Bitcoin has not had an opportunity to benefit from the bullishness that came with the spot BTC ETF approval. In the meantime, the ETFs themselves have managed to surpass some of the biggest crypto assets in terms of the total value traded in just three days.
Spot Bitcoin ETF is bigger than many altcoins
According to Bloomberg ETF analyst James Seyffart, spot Bitcoin exchange-traded funds (ETFs) have traded more than $9.6 billion in terms of volume. This amount is the in just three days where Grayscale has been leading the charge, having traded $5.1 billion in the same duration.
This was put into perspective by another Bloomberg ETF analyst, Eric Balchunas, who noted that the nearly $10 billion volume in three days is bigger than the combined volume of the 500 ETFs launched in 2023. The total volume traded by these ETFs was around $450 million altogether, with the highest recorded volume from a single investment product being $45 million.
In regards to the difference, Balchunas stated,"It is HARD to get volume. Harder than flows even and def harder than assets. Because volume has to form naturally in market place, can't really be faked. And it gives an ETF staying power.”

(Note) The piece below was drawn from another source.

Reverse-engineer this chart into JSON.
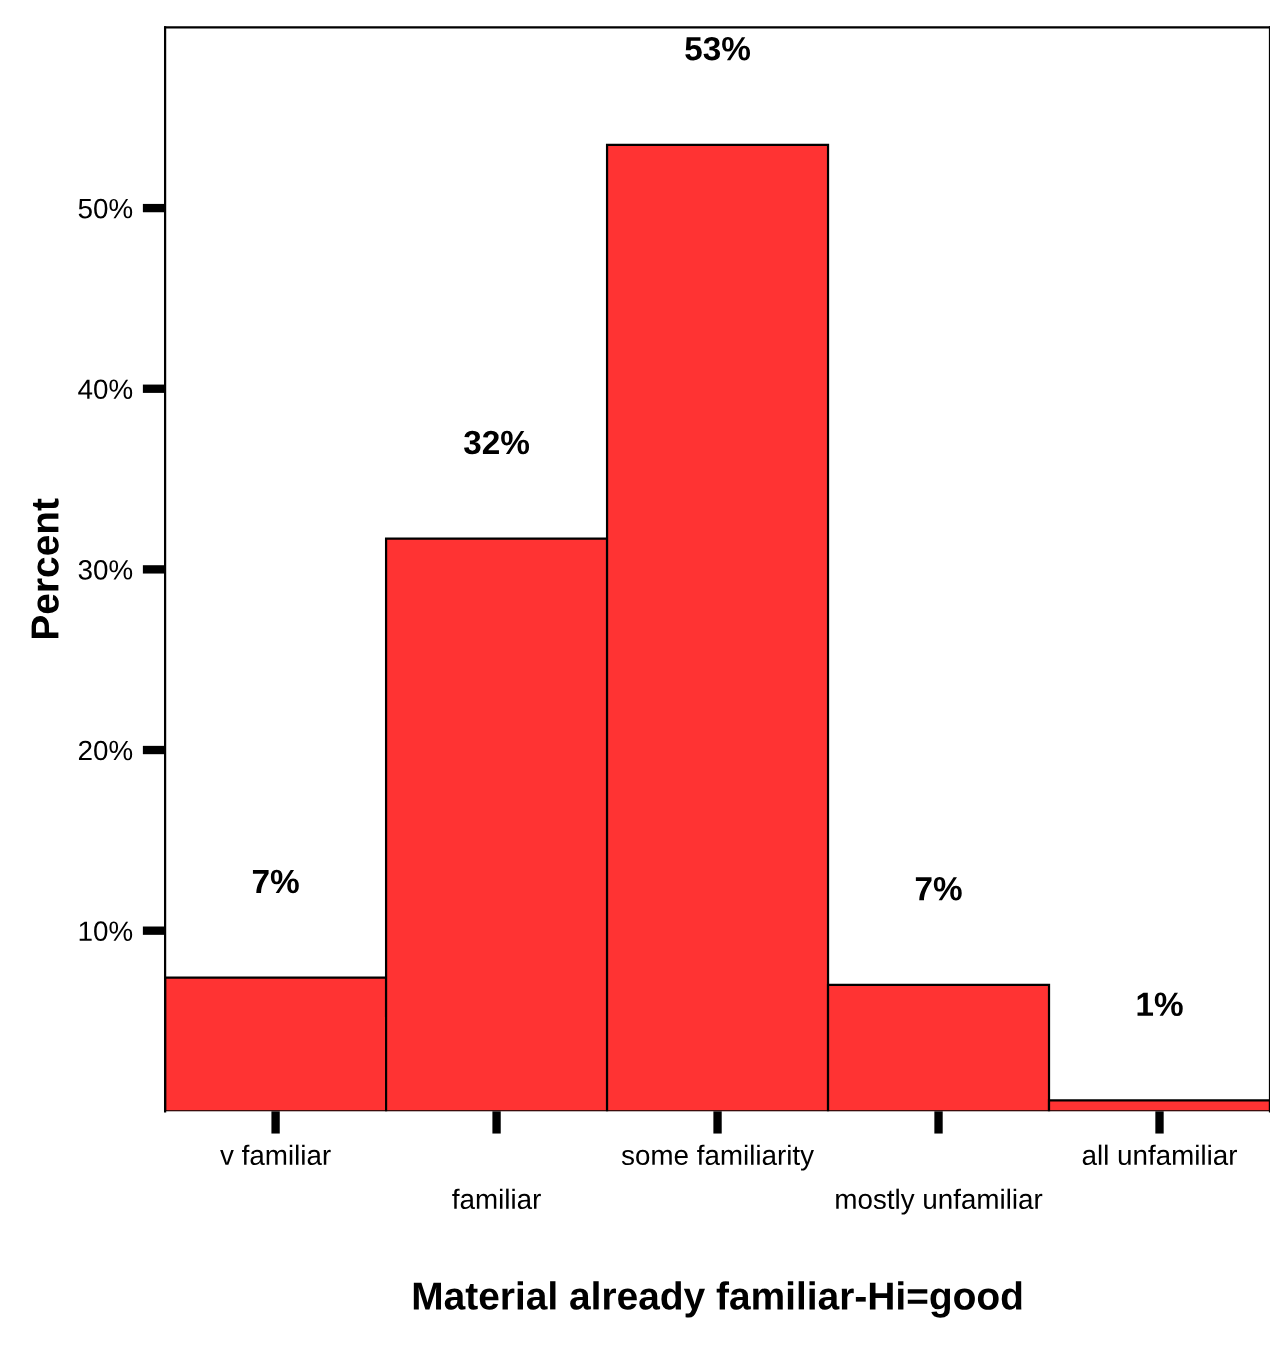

In terms of the crypto market, the $9.6 billion volume, when put against the crypto assets, shows us that spot Bitcoin ETFs fall among the top 15 assets. In fact, when compared to all the cryptocurrencies existing, these ETFs sit within the top 0.13% of all the 9,024 crypto assets in existence.This growth is expected to only expand over the coming days, which could result in these ETFs generating significantly more volume.
Bitcoin price needs a boost
As wild as it may sound, Bitcoin price needs a push from the investors since, at the time of writing, the cryptocurrency is stuck around the $43,000 mark. Following the 7.7% crash over the weekend, BTC fell through the uptrend line that had been acting as a support level.
The Relative Strength Index (RSI) also fell below the neutral line at 50.0 for the first time in three months, suggesting mild bearishness at the moment. Given that BTC managed to bounce off the 50-day Exponential Moving Average (EMA) coinciding at $42,069, there is a shot at recovery, provided the $44,000 barrier is breached.
BTC/USD 1-day chart, Source: TradingView.
However, if the 50-day EMA is lost, Bitcoin price could see a drawdown to $40,000 and falling through it would invalidate the bullish thesis to result in a decline to $38,000.